Her birth was notable. Her mother told how she rushed to get to the hospital, driving at high speed. She arrived at 3 a.m. The child was born ten minutes later. “I was scared,” said her mother. I was afraid I’d have the baby in the car.”

“The nurses made me go to the bathroom. I was terrified I’d have the baby in the toilet. They insisted I get up and walk to the table.
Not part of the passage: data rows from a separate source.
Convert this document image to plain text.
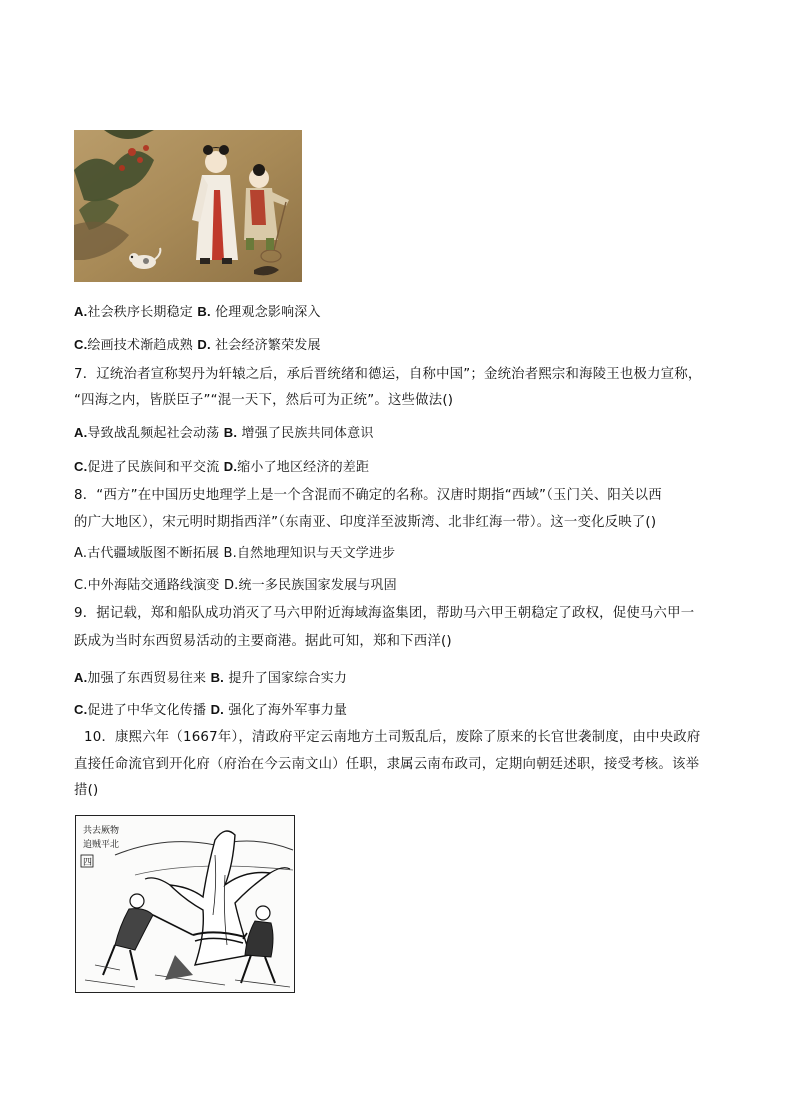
A.社会秩序长期稳定 B. 伦理观念影响深入
C.绘画技术渐趋成熟 D. 社会经济繁荣发展
7．辽统治者宣称契丹为轩辕之后，承后晋统绪和德运，自称中国”；金统治者熙宗和海陵王也极力宣称，
“四海之内，皆朕臣子”“混一天下，然后可为正统”。这些做法()
A.导致战乱频起社会动荡 B. 增强了民族共同体意识
C.促进了民族间和平交流 D.缩小了地区经济的差距
8．“西方”在中国历史地理学上是一个含混而不确定的名称。汉唐时期指“西域”（玉门关、阳关以西
的广大地区），宋元明时期指西洋”（东南亚、印度洋至波斯湾、北非红海一带）。这一变化反映了()
A.古代疆域版图不断拓展 B.自然地理知识与天文学进步
C.中外海陆交通路线演变 D.统一多民族国家发展与巩固
9．据记载，郑和船队成功消灭了马六甲附近海域海盗集团，帮助马六甲王朝稳定了政权，促使马六甲一
跃成为当时东西贸易活动的主要商港。据此可知，郑和下西洋()
A.加强了东西贸易往来 B. 提升了国家综合实力
C.促进了中华文化传播 D. 强化了海外军事力量
10．康熙六年（1667年），清政府平定云南地方土司叛乱后，废除了原来的长官世袭制度，由中央政府
直接任命流官到开化府（府治在今云南文山）任职，隶属云南布政司，定期向朝廷述职，接受考核。该举
措()
共去厥物
追贼平北
四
They said I’d have to wait for the doctor. They said, ‘You’ve got to wait till the doctor gets here.’ It turned out the doctor was on his way to the racetrack. I was scared. I loved my doctor and he promised me he’d be there.

“I told the nurses I was having a baby and they said I couldn’t be as I wasn’t dilated. But that happened to me the first time (first birth) and the same thing happened to my mother.”

The mother’s story of the birth confirmed my theory. She came into this world the product of a great fright on the part of her mother. Somehow, her mother’s fright imprinted itself onto her whole being—mind and body—making her insensible not only to pain but insensible to all of life. The product of a shock, she turned into a zombie. Opium broke the spell and returned her to life.

I did not see her for years but her mother reported she was doing well, that she had married and had a child.

On June 5, 2007, she brought her son in for treatment. Asked how she had been, she said the nineteen year depression had never returned.